By choosing credibility over convenience and education over exaggeration, Anand helped Traya carve out a distinct identity in a noisy market. 

Why Celebrity Endorsements Came Later

For a brand operating in one of India’s most visibility-driven categories, Traya’s absence from celebrity-led advertising in its early years was not an oversight, it was a deliberate choice driven by Anand.

She believed that in a category like hair loss, borrowed credibility could do more harm than good. Watching actors with flawless hair endorse regrowth solutions only deepened consumer scepticism. For Anand, trust had to come from people who had actually lived the problem, not from faces that rented attention.

“Imagine someone with a great set of hair telling you to fix hair loss,” she said. “It immediately looks fake.”

Instead, she anchored Traya’s marketing around real users. The brand documented long, unfiltered treatment journeys—before-and-after stories that spanned months, not days. Over time, many of these customers became recognisable voices within the Traya community. When celebrity endorsement finally entered the picture, it was on Anand’s terms. By then, Traya had already built belief through outcomes. The role of a celebrity was no longer to create trust, but to amplify it.

Rajkummar Rao was chosen not for reach alone, but for alignment. His personality, grounded, relatable, and understated, mirrored the brand’s ethos. More importantly, he was a genuine Traya user, she mentioned. Even today, celebrity spending forms a small fraction of Traya’s overall marketing mix, with significantly more investment going into customer-led storytelling.

For Anand, celebrity association was never about visibility. It was about consistency. “If the face changes every year, the belief resets,” she explained. Staying with the same voice allowed Traya’s narrative to evolve, without losing trust along the way.

The Hardest Choices No One Sees

Many of Traya’s defining decisions weren’t the ones that made headlines, they were the ones that quietly slowed growth in the short term.

One of the toughest challenges Anand faced was resisting the pressure to optimise for speed. In a D2C ecosystem obsessed with month-on-month growth, Traya spent its first few years building infrastructure that consumers never saw—retention systems, medical verification layers, an app-led engagement engine, and processes to support long-term treatment adherence.

“There were moments when faster growth was easily within reach. Discounting could have spiked sales. Influencer-heavy campaigns could have inflated numbers. New celebrity faces could have refreshed visibility overnight. But each shortcut came with a trade-off we were not willing to make,” she said.

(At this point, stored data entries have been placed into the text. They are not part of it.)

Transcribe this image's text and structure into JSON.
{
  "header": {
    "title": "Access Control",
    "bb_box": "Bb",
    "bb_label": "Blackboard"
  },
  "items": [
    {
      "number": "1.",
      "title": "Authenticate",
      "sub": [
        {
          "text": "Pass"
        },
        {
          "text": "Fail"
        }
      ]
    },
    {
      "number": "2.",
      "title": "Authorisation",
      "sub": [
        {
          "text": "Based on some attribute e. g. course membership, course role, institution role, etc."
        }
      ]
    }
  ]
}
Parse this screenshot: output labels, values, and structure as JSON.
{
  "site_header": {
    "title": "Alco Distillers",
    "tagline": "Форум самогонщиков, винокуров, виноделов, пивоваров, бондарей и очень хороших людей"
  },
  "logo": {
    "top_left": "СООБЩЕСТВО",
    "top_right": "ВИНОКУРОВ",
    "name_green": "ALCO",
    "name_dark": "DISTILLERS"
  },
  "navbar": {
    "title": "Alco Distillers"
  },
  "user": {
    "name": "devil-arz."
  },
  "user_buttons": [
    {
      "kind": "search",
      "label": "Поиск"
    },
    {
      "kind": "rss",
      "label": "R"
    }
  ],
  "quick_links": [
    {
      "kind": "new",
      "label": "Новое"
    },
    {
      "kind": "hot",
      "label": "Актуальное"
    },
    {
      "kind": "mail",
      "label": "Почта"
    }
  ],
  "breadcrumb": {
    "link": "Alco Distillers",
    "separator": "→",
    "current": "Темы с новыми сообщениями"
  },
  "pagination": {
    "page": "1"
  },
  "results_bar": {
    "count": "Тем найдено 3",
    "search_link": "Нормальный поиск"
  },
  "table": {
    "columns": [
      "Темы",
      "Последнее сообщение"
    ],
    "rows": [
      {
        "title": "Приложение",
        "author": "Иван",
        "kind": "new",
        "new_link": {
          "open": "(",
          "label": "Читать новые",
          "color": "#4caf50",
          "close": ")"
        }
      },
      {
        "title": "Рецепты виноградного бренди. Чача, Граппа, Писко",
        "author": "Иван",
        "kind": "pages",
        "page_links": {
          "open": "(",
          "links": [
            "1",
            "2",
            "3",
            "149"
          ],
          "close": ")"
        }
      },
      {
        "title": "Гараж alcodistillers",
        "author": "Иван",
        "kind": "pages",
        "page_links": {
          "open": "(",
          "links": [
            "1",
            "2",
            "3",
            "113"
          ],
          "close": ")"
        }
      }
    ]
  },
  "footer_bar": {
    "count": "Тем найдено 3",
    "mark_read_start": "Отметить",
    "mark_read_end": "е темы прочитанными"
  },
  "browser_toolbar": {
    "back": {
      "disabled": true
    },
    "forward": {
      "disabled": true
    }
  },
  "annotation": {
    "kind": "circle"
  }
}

Another challenge was internal alignment. Building a brand that openly told customers not to buy unless they were ready for a five-month commitment required discipline across teams—from marketing and sales to customer support. Every message had to reinforce the same truth, even when it meant losing a conversion.

Even today, Anand added that there are decisions she’ll never fully know the outcome of. 

Those constraints have become Traya’s biggest advantage. In a category crowded with noise, Anand built a brand that chose restraint. And in doing so, created something far rarer than scale.